Sodium content testing can also be carried out by dry ashing using microwave techniques, but in some cases the ashing step must be carried out for as long as 12-24 hours; i.e., an interval far too inconvenient for rapid food testing purposes.
Carrying out digestion techniques at even higher temperatures can increase speeds, but can also reduce the amount of recovered element in a form that can be tested, thus sacrificing accuracy. Furthermore, the longer a sample is heated, and the higher the temperature to which it is heated, the longer the time required before the sample can be handled for solution and spectroscopy purposes.
A number of elements begin to volatilize as temperatures approach or exceed 500° C. and in a testing protocol that seeks to capture an element, such a volatile loss produces inaccurate results.
Faster (more rapid) tests are available, but also present specific disadvantages. A recent option is X-ray fluorescence. As a brief explanation of the technique, high energy x-rays or gamma rays are used to displace electrons from inner orbitals of elemental atoms in a sample. When another electron drops into the empty orbital from a higher energy orbital, the transition generates a fluorescent photon with a characteristic energy. The detection and analysis of these fluorescent photons provide a quantitative measurement of the amount of the element in the original sample.
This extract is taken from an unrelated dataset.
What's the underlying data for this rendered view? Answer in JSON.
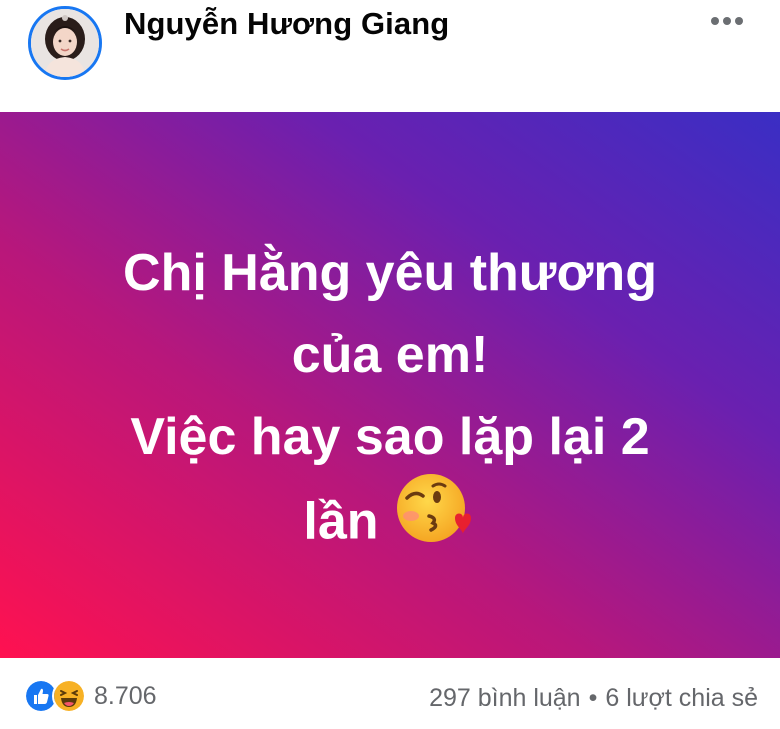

Although accurate and powerful, X-ray fluorescence presents disadvantages in the food testing context. The method is sensitive to the matrix in which the element is found, generates heat, requires sophisticated sample preparation, generally requires a state or Federal license, and uses large and expensive instruments. In particular, the X-ray fluorescence test must be adjusted or customized for almost every different food product being tested; i.e., hundreds of protocols are required.
Therefore, a need remains for a less expensive, less complex, and (perhaps most importantly) more rapid technique for accurately determining the proportional quantity of elements—particularly sodium—in compositions, and particularly food compositions.